E’ insito nella strategia di organizzazione delle reti sindacali globali (e dei comitati mondiali) nelle imprese transnazionali promuovere l’unità dei lavoratori.
Il management di Indesit Company non è nuovo a fare da apripista nelle relazioni industriali transnazionali.
Quando l’azienda si chiamava Merloni Elettrodomestici, aveva istituito per prima in Italia il CAE – con un accordo firmato nel luglio del 1996 – e nel dicembre 2000 era stata la prima azienda metalmeccanica nel mondo a negoziare e firmare con i sindacati un Accordo quadro internazionale sull’applicazione dei diritti fondamentali del lavoro in tutti siti del Gruppo e nella propria supply chain.
Quanto ciò sia importante lo conferma la scelta annunciata dal management Indesit di voler produrre dal 2013 in outsourcing in Cina un’ampia gamma di piccoli elettrodomestici con il marchio Hotpoint-Ariston,
nell’ambito di una strategia di crescita del Gruppo per linee esterne. Assicurare che nelle fabbriche cinesi che produrranno per Indesit siano rispettate le convenzioni dell’Organizzazione Internazionale del Lavoro è una garanzia di tutela minima dei lavoratori coinvolti, ma anche di salvaguardia della qualità, del design e del
brand con i quali quei prodotti saranno venduti in Europa. Pensiamo, per un istante, quali sarebbero le ricadute negative in termini d’immagine (e di mercato) per l’insieme del Gruppo, riscontrare nelle fabbriche che lavoreranno in outsourcing per Indesit l’impiego di minori o casi di lavoro forzoso.
Estendere, quindi, il dialogo sociale e i diritti oltre i confini comunitari è il modo migliore per difendere il modello di relazioni europee, sottoposto dalla globalizzazione dell’economia e dai nuovi luoghi della “fabbrica internazionale” a una pressione concentrica verso il basso. I processi di delocalizzazione e rilocalizzazione delle produzioni che interessano tutti i settori, tra cui l’elettrodomestico, oltre a cambiare il peso manifatturiero dei paesi in base alla domanda di mercato e alle convenienze economiche delle imprese, riducono le tutele complessive dei lavoratori.
Basta ricordare i milioni di persone scese in sciopero nelle strade nei distretti industriali di Giacarta e di altre zone dell’Indonesia, ottenendo una limitazione del lavoro precario e un aumento del salario minimo da 157 a 230 dollari il mese e imponendo l’avvio di due disegni di legge per introdurre la previdenza sociale e
l’assicurazione per malattie e infortuni (il “novecento” per loro non è un “secolo breve”). Per non parlare delle “zone economiche speciali” in Cina e negli altri paesi asiatici e del sud del mondo dove – oltre a calpestare i diritti fondamentali del lavoro – si negano la libertà di associazione sindacale e il diritto alla contrattazione
collettiva.
Berthold Huber, presidente della tedesca IG Metall e presidente di IndustriALL, ha dichiarato - in una recente conferenza internazionale tenutasi a Francoforte – che “il compito centrale del sindacato globale dell’industria è far applicare norme sociali minime al fine di umanizzare la globalizzazione". "Per questo stiamo negoziando con le aziende Accordi quadro globali per applicare condizioni minime in tutti gli
stabilimenti della stessa Corporate e nella loro catena di sub-fornitura”.
A oggi i Global Framework Agreement nei settori organizzati da IndustriALL coprono 40 imprese transnazionali. Con alcune di queste sono stati negoziati e firmati più accordi.

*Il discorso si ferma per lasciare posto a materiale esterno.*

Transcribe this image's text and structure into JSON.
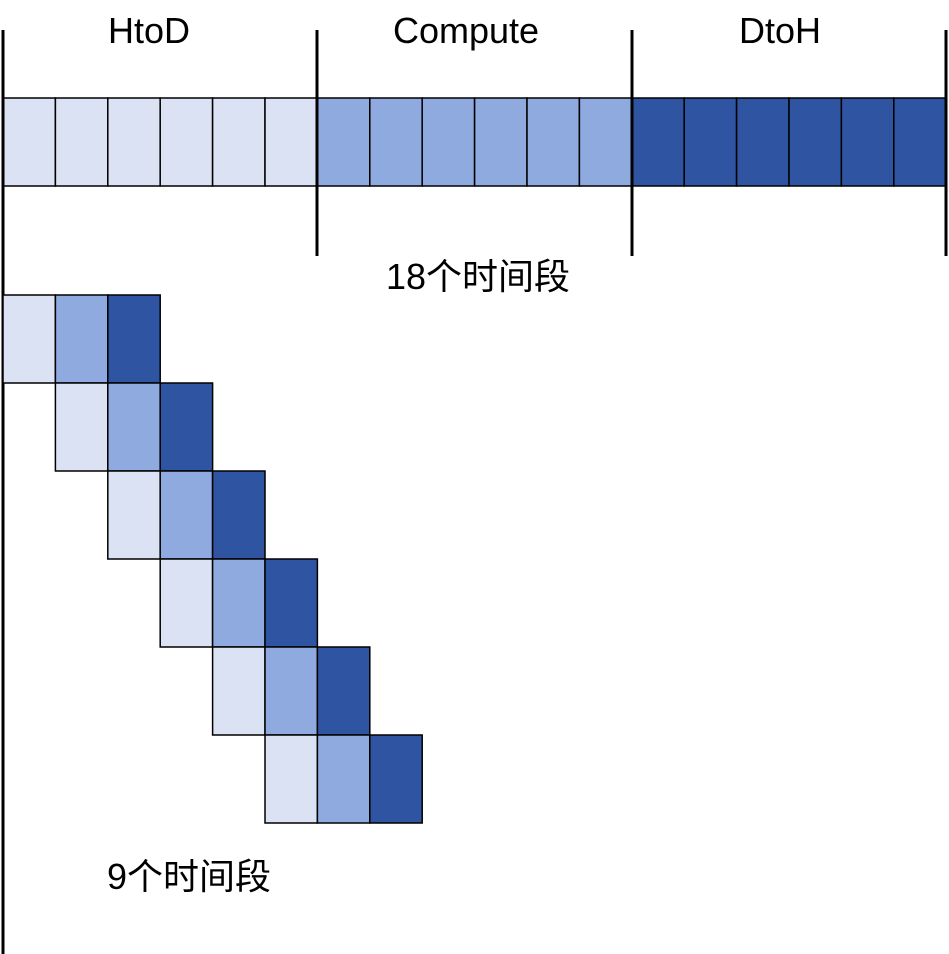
{
  "colors": {
    "htod": "#dae2f4",
    "compute": "#8eaadf",
    "dtoh": "#2e54a2",
    "line": "#000000"
  },
  "phases": [
    {
      "label": "HtoD",
      "color_key": "htod",
      "segments": 6
    },
    {
      "label": "Compute",
      "color_key": "compute",
      "segments": 6
    },
    {
      "label": "DtoH",
      "color_key": "dtoh",
      "segments": 6
    }
  ],
  "serial": {
    "caption": "18个时间段"
  },
  "pipelined": {
    "rows": 6,
    "stages_per_row": [
      "htod",
      "compute",
      "dtoh"
    ],
    "caption": "9个时间段"
  }
}
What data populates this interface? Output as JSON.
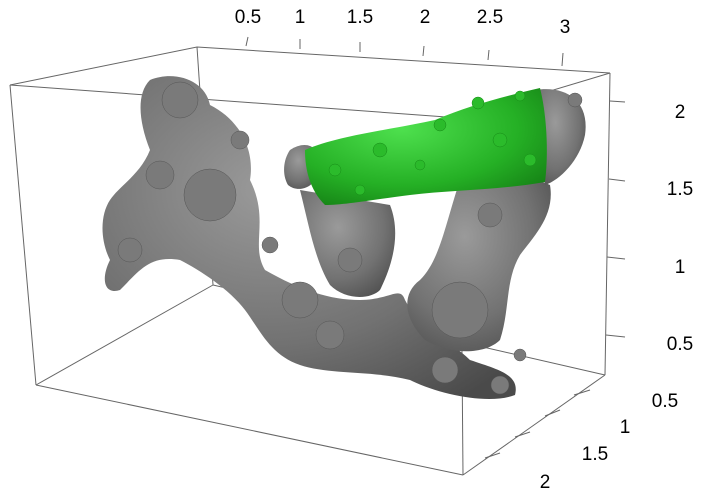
{
  "axes": {
    "x": {
      "ticks": [
        "0.5",
        "1",
        "1.5",
        "2",
        "2.5",
        "3"
      ]
    },
    "z": {
      "ticks": [
        "2",
        "1.5",
        "1",
        "0.5"
      ]
    },
    "y": {
      "ticks": [
        "0.5",
        "1",
        "1.5",
        "2"
      ]
    }
  }
}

Ancora poche sono, invece, le imprese che riconoscono i Comitati Aziendali su scala mondiale. Per questo IndustriALL svilupperà azioni specifiche e creerà strumenti per estendere le buone pratiche, rafforzare e migliorare l’attuazione degli accordi esistenti e favorire il processo di negoziazione di nuovi accordi.
La nuova intesa con Indesit Company va in questa direzione.